Gonski reform: School funding plan is back on
THE Government has found the $1.2 billion it said Labor pulled from education spending and will now give all schools $2.8 billion over four years.
The sudden discovery of the extra money – which could not be found as recently as last Friday – was needed to end accusations Prime Minister Tony Abbott was guilty of a major breach of an election promise.
Prime Abbott said today all schools in Australia will get more money under his revised spending plan.
The Prime Minister rejected a suggestion he had been forced into “a $1 billion backflip” by accusations he had dumped an election pledge on funding.
Gonski is back on.
“I think we’ve given a candid explanation of what we have been doing,” he said after a week of funding uncertainty and embarrassing criticism of the Federal Government from conservative premiers.

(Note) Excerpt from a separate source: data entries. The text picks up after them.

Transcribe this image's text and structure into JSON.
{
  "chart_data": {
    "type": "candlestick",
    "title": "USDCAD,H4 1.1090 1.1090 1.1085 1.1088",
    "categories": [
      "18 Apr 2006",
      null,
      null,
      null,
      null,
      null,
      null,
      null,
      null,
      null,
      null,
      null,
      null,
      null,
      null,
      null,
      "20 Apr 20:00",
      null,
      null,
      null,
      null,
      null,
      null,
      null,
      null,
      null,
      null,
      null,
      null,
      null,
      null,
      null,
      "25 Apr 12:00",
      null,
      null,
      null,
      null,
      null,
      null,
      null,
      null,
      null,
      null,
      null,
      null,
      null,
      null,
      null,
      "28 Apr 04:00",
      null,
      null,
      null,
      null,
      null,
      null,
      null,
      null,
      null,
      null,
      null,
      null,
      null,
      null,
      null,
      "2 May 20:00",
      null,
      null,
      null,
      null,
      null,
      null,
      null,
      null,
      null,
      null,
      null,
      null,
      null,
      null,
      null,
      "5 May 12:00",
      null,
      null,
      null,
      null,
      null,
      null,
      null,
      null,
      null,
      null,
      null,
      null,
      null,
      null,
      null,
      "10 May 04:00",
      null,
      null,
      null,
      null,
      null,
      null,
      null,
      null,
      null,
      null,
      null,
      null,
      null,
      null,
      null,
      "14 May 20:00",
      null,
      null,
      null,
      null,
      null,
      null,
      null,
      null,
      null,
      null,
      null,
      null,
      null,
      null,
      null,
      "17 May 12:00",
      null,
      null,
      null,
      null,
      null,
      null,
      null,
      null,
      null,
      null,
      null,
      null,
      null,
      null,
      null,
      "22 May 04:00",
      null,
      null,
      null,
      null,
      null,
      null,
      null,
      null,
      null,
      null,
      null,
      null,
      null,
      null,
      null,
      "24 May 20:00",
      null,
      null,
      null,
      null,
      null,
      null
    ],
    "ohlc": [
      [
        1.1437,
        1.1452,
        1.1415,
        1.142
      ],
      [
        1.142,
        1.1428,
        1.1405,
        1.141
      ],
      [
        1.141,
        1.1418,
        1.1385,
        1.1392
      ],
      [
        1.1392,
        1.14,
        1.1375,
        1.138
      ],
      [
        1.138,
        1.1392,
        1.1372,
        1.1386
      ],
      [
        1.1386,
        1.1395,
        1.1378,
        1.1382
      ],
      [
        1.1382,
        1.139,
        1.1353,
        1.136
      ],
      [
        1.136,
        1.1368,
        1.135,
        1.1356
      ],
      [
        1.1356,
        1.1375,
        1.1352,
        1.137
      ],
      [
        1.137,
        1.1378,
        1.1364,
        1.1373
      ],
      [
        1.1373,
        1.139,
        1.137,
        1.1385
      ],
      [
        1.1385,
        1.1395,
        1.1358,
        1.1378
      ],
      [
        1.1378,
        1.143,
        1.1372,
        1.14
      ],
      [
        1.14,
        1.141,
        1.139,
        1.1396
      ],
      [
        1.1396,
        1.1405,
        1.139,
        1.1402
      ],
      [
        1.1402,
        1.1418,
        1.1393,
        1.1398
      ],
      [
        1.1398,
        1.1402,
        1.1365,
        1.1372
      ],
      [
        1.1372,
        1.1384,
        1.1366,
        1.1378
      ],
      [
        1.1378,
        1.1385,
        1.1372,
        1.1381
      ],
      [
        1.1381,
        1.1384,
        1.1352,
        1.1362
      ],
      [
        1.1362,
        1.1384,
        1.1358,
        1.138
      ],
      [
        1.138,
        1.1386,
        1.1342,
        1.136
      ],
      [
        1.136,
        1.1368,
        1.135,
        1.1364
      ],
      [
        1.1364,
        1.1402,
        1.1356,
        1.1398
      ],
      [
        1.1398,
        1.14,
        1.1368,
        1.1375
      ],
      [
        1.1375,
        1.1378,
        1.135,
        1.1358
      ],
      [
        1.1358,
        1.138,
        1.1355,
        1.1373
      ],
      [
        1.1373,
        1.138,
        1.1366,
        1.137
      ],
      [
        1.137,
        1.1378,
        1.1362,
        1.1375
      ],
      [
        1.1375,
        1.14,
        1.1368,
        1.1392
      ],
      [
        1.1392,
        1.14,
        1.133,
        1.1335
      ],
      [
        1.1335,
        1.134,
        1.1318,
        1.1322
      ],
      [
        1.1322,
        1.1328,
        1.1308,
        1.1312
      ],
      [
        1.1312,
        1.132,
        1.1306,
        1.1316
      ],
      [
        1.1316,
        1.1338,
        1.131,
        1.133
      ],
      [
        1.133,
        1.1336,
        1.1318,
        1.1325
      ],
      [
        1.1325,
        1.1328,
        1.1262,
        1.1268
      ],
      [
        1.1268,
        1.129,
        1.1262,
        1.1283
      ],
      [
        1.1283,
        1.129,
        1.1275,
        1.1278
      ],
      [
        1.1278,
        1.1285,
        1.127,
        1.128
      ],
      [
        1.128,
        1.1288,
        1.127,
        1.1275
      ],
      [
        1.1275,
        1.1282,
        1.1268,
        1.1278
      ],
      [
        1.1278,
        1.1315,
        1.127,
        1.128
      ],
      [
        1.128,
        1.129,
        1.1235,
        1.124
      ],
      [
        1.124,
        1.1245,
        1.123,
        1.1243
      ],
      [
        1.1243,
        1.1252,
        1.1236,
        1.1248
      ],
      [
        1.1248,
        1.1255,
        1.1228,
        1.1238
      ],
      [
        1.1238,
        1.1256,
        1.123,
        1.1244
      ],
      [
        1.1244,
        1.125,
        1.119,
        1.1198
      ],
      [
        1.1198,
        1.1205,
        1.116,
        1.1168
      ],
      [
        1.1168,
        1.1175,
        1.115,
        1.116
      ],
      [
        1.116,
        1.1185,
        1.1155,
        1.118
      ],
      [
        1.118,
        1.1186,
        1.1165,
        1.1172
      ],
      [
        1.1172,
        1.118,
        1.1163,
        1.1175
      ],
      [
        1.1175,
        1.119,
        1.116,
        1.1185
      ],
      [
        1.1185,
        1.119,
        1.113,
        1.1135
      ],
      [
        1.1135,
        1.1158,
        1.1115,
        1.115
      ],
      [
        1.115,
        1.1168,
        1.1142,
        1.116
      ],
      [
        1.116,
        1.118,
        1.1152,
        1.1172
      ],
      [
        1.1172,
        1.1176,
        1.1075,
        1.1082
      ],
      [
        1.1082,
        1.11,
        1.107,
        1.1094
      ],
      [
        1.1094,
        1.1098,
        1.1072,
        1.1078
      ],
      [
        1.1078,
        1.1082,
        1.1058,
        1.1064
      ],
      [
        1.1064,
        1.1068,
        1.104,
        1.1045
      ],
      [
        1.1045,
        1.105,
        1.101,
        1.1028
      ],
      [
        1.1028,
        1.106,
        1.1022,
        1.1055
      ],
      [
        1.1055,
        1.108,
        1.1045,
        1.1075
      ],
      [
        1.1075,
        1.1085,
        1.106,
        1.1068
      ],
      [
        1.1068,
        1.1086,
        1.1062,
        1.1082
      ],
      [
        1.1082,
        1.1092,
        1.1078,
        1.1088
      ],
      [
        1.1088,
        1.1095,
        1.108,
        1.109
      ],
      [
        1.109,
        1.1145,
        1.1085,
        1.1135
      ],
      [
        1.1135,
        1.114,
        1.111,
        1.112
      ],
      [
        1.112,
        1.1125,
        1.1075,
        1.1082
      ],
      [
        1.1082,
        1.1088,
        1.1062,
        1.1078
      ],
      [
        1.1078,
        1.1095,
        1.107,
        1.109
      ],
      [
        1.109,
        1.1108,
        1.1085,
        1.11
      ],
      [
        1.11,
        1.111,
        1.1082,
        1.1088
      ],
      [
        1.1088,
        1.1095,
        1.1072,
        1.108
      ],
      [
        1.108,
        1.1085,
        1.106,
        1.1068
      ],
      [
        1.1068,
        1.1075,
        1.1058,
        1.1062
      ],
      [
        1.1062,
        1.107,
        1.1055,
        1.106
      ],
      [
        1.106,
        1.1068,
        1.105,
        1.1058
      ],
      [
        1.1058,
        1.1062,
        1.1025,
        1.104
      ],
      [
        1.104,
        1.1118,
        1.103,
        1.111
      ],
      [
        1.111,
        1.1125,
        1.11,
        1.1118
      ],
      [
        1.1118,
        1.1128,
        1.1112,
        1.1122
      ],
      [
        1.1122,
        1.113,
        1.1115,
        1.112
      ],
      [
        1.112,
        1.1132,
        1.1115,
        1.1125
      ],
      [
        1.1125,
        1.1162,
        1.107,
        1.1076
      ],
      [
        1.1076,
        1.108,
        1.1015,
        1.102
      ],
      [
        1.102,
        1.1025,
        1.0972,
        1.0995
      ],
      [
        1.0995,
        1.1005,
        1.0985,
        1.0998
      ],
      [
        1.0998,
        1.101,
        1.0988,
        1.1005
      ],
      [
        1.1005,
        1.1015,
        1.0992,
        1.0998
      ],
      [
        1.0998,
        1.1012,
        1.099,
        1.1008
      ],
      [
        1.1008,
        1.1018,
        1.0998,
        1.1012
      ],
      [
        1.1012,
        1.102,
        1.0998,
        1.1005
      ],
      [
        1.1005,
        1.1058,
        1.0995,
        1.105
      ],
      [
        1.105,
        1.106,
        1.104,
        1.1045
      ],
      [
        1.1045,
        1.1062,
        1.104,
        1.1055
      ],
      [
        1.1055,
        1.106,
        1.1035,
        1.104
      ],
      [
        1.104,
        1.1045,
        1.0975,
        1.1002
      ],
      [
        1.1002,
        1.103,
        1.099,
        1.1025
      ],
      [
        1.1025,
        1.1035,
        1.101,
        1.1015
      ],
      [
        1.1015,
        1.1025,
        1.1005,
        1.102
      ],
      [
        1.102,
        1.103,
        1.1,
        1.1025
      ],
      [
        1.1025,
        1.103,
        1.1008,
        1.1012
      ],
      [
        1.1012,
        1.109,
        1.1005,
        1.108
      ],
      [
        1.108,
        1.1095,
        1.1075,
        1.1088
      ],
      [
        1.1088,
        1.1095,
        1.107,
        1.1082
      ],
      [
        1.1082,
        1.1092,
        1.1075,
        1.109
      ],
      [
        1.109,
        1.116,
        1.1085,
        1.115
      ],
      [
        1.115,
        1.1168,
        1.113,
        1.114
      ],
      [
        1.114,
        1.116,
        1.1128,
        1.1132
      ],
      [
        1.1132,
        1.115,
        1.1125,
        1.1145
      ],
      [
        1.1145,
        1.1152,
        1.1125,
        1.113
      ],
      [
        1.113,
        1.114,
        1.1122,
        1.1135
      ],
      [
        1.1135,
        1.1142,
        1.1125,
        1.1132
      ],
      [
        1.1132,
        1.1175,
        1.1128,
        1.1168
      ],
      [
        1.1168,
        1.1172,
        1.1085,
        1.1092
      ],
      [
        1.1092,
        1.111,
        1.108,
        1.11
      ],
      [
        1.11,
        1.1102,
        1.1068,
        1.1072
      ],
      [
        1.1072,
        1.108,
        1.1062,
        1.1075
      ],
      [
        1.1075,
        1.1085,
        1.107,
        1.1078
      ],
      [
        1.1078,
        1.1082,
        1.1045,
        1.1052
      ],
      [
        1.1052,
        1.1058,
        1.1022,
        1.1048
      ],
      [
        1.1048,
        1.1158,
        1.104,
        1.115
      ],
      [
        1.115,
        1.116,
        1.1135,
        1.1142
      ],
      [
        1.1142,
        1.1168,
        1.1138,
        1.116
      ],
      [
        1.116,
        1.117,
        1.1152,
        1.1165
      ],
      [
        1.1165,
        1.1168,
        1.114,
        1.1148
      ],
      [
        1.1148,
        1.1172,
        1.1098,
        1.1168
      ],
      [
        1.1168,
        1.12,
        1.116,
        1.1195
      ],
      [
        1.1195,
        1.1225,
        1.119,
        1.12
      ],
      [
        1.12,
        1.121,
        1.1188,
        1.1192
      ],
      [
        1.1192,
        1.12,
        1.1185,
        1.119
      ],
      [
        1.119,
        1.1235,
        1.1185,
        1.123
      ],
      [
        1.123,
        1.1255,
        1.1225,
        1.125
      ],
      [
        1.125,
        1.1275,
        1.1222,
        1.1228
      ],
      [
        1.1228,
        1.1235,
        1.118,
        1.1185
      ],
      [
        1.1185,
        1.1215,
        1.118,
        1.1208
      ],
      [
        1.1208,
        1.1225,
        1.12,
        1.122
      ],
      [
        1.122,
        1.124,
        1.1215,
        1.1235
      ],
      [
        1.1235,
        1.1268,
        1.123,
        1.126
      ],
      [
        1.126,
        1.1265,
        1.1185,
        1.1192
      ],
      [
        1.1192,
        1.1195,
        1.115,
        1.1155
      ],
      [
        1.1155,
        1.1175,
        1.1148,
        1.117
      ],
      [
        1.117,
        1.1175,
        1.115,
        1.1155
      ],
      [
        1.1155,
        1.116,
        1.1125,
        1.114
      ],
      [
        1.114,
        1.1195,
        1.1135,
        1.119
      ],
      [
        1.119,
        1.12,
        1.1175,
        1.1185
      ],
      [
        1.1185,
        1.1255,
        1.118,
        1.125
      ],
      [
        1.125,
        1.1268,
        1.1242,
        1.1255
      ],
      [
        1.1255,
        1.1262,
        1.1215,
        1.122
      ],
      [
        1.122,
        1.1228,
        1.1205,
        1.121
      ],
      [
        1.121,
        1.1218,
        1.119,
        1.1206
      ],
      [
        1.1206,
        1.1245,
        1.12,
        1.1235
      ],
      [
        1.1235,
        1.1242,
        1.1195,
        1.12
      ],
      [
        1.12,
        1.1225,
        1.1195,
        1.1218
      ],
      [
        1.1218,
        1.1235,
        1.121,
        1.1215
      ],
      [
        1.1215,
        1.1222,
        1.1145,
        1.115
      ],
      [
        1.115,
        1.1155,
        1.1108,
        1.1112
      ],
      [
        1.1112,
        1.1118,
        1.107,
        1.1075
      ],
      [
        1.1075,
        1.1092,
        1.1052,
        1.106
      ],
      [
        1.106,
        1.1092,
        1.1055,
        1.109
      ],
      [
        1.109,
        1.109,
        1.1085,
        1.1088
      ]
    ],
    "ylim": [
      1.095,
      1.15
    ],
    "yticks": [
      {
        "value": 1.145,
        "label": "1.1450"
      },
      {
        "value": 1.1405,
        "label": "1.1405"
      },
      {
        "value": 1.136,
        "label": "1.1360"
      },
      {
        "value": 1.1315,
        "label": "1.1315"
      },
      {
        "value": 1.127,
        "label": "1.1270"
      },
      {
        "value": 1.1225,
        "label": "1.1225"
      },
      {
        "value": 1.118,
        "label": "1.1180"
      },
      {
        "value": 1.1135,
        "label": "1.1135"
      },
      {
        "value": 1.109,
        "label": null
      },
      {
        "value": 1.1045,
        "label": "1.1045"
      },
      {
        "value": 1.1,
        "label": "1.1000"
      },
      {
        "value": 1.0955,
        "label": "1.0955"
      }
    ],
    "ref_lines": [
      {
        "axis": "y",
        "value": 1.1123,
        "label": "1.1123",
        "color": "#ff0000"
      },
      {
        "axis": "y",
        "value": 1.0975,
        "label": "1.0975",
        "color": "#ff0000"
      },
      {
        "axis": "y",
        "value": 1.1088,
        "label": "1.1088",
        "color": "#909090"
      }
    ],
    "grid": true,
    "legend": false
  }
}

However, it was clear that the recovery of the $1.2 billion announced at a press conference just before Question Time was to blunt expected attacks by Labor.In the September 7 election campaign Mr Abbott and Liberal education spokesman Christopher Pyne said a Coalition government would replicate the money and the mechanics of Labor’s school funding scheme.
The Government of Labor’s Kevin Rudd had reached agreements – either in principle or in fact – with the governments of New South Wales, Victoria, South Australia, Tasmania and the ACT.
It had promised $2.8 billion extra over four years to all states. However, Western Australia, Queensland and the Northern Territory declined to sign up, and the $1.2 billion which was to have gone to them was returned to consolidated revenue. That meant $1.6 billion was allocated to the other states.
But last week Mr Pyne, now Education Minister, said the Abbott Government would not honour the agreements signed with the previous government and wanted the deal renegotiated.
He also said the $1.2 billion was no longer available and attacked Opposition Leader Bill Shorten, who as Education Minister reached the agreements, as “Short Change Shorten”.
But today Mr Pyne said he had completed deals with Queensland, Western Australia and the Northern Territory, and had found the extra $1.2 billion.
“We will implement a funding model that is national, fair and needs based while getting rid of the prescriptive command and control features that removed authority for schools from states, territories and the non-government sector,” Mr Abbott said in a statement.
“Labor left school funding in a mess. The hurried agreements signed in the dying days of the Labor government meant some States secured funding, while others missed out completely,” he said of the agreements the Coalition had promised to uphold.
“The Coalition Government is delivering what Labor failed to – a national agreement on school funding that ensures parents, principals and students, regardless of where they live, have funding certainty.
“The Government will also honour funding promised to non-government representative bodies for four years including $55 million to Catholic Education Commissions and $110 million to the Association of Independent Schools.
“The Government is keeping its commitments on school funding and delivering more funding over the next four years than promised by Labor.”
The agreement includes the $1.2 billion set aside by the former Labor government for the non-signatory states of Queensland, Northern Territory and Western Australia.
Mr Abbott says the deal with the three was made by Mr Pyne in the past few days.
The return of the $1.2 billion will bring total additional school funding over the next four years to $2.8 billion.
“Mr Pyne has … secured an in-principle agreement to a system which is fair and national,” he told reporters in Canberra today.
“Given that we now have a fair and national deal, the government will put the $1.2 billion that Labor took out back into schools funding over the next four years.
“There will be full funding certainty over the next four years.”
Mr Pyne said the Government would amend the Australian Education Act in 2014 to “dismantle the regulation and red tape that made the model virtually incapable of being implemented”.
“Every student in Australia will be treated exactly the same way regardless of what jurisdiction they’re in,” he said.
Labor had made deals with NSW, Victoria, South Australia, Tasmania and the ACT, as well as independent and Catholic schools, but Queensland, Western Australia and the Northern Territory held out.